House Energy and Commerce Environment and the Economy Subcommittee Chairman released a “discussion draft” of a TSCA reform bill called the “Chemicals in Commerce Act (CICA).”  This version builds on the Lautenberg-Vitter Chemical Safety Improvement Act S. 1009, with a focus on EPA setting high priority chemicals based on risk (hazard and exposure) for intensive review and letting "low priority" chemicals lay until new information comes in.  His summary is provided here.  Keyword is "balanced."

American Chemistry Council (ACC) likes it.  Rep. Waxman and Enviros don't.  What else is new?  Hopefully, it will generate dialog.
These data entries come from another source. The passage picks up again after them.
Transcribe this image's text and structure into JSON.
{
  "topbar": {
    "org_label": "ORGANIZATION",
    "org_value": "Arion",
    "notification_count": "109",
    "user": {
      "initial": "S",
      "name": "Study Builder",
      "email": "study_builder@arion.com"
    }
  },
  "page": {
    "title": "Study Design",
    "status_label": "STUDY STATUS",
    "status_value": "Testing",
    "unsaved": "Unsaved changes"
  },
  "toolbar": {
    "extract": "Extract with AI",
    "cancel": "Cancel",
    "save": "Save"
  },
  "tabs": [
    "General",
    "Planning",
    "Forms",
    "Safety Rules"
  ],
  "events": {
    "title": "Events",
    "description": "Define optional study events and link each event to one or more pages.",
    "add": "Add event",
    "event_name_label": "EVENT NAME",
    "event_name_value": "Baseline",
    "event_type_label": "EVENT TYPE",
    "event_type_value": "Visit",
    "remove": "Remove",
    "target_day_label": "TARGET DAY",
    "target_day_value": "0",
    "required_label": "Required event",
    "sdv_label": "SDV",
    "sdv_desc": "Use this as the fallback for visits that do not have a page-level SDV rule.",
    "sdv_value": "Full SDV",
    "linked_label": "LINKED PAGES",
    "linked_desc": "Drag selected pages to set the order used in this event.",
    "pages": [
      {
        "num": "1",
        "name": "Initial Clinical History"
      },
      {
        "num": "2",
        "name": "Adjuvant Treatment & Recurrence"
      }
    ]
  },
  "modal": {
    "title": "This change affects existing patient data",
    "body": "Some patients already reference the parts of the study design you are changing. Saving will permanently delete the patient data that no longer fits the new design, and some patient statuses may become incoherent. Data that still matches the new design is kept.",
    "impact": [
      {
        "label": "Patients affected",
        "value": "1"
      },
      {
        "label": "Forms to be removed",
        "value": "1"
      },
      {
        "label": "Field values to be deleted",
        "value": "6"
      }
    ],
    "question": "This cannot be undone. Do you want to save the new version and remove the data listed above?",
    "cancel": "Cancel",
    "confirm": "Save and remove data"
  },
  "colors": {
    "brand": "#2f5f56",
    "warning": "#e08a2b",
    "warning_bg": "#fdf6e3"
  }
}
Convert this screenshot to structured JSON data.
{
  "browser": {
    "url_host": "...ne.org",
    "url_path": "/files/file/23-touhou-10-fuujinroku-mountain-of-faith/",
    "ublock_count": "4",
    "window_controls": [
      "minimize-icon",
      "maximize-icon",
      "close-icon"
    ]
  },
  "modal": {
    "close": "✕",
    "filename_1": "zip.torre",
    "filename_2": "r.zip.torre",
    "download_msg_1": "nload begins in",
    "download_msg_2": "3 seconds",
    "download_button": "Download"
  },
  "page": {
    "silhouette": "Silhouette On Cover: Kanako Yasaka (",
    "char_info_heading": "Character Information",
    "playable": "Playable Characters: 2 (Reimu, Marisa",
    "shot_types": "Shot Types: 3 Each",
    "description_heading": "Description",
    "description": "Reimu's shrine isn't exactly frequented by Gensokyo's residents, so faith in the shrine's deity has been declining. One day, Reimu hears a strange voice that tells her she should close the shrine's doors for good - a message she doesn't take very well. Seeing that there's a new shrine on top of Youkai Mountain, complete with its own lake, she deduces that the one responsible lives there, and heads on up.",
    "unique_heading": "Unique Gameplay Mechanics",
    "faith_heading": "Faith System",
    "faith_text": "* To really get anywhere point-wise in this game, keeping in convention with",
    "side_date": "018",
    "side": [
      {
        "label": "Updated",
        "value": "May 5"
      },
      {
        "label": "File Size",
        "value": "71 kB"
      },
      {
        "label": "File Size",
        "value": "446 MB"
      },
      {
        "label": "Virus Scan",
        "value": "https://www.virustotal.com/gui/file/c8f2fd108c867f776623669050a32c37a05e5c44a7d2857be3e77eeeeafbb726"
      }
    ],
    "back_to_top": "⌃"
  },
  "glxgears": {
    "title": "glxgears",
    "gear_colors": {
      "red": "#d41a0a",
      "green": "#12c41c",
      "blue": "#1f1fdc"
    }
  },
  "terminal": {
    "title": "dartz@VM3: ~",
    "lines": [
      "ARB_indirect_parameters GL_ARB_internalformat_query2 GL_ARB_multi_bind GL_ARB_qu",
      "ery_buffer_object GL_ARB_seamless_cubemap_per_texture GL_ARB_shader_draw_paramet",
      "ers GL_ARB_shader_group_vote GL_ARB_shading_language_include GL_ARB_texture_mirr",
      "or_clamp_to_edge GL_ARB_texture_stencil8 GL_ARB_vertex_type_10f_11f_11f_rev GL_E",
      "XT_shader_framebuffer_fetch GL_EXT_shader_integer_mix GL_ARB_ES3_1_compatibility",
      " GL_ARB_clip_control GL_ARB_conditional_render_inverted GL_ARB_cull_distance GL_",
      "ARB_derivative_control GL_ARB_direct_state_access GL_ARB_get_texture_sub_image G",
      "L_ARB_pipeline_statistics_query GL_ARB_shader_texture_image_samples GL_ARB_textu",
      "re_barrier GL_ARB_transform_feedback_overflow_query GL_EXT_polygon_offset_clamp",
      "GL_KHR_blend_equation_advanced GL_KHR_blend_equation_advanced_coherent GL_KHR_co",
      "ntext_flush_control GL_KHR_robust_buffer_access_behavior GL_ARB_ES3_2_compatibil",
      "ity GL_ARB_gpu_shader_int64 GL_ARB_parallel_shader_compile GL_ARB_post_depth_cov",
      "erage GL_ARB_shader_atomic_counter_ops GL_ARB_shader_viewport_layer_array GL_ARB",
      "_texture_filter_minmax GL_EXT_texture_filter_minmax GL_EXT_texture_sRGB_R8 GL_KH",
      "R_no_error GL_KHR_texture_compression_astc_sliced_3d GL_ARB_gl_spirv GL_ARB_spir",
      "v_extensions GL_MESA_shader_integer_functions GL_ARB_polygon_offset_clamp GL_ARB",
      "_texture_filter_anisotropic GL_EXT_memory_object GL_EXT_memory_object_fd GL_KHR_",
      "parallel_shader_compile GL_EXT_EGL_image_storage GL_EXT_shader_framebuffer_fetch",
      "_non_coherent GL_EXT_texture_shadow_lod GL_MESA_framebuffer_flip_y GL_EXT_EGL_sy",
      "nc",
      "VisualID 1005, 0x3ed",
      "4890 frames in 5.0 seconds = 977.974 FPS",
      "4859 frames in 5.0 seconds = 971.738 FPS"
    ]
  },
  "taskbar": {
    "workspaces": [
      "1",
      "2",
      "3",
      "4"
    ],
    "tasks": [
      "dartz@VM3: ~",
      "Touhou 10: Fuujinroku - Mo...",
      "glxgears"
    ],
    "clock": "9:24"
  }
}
It appears to address some of the concerns raised by the Senate bill, but not to the degree the enviros want.  E.g., explicitly added consideration of vulnerable subpopulations; doesn't trigger preemption until a final rule; but still no required data for new and existing chemicals; added some deadlines for prioritization, but not for starting to knock off chemicals (which still requires cost-benefit balancing). Seems to simplify all the prioritization rigamarole, but the devil's always in the detail.  Heavy on the "best available science," quality of data, weight of evidence and risk (as it should be).  Also responded to earlier testimony from the electronics industry to lay off articles and byproducts and reclamation. Seems to have dropped the concept of a "safety standard" per se.  Still relies on an EPA finding regarding "unreasonable risk"  "under intended conditions of use."  Also requires restrictions to be "proportional" to risk (i.e., if a warning label will reduce unreasonable risky behavior enough, you don't have to ban a chemical's manufacture).  Bergeson & Campbell did a nice detailed review.

Hearing to be held March 12: link to watch it live and/or read testimony here.

I really don't see this passing this year - everyone is getting too dug in.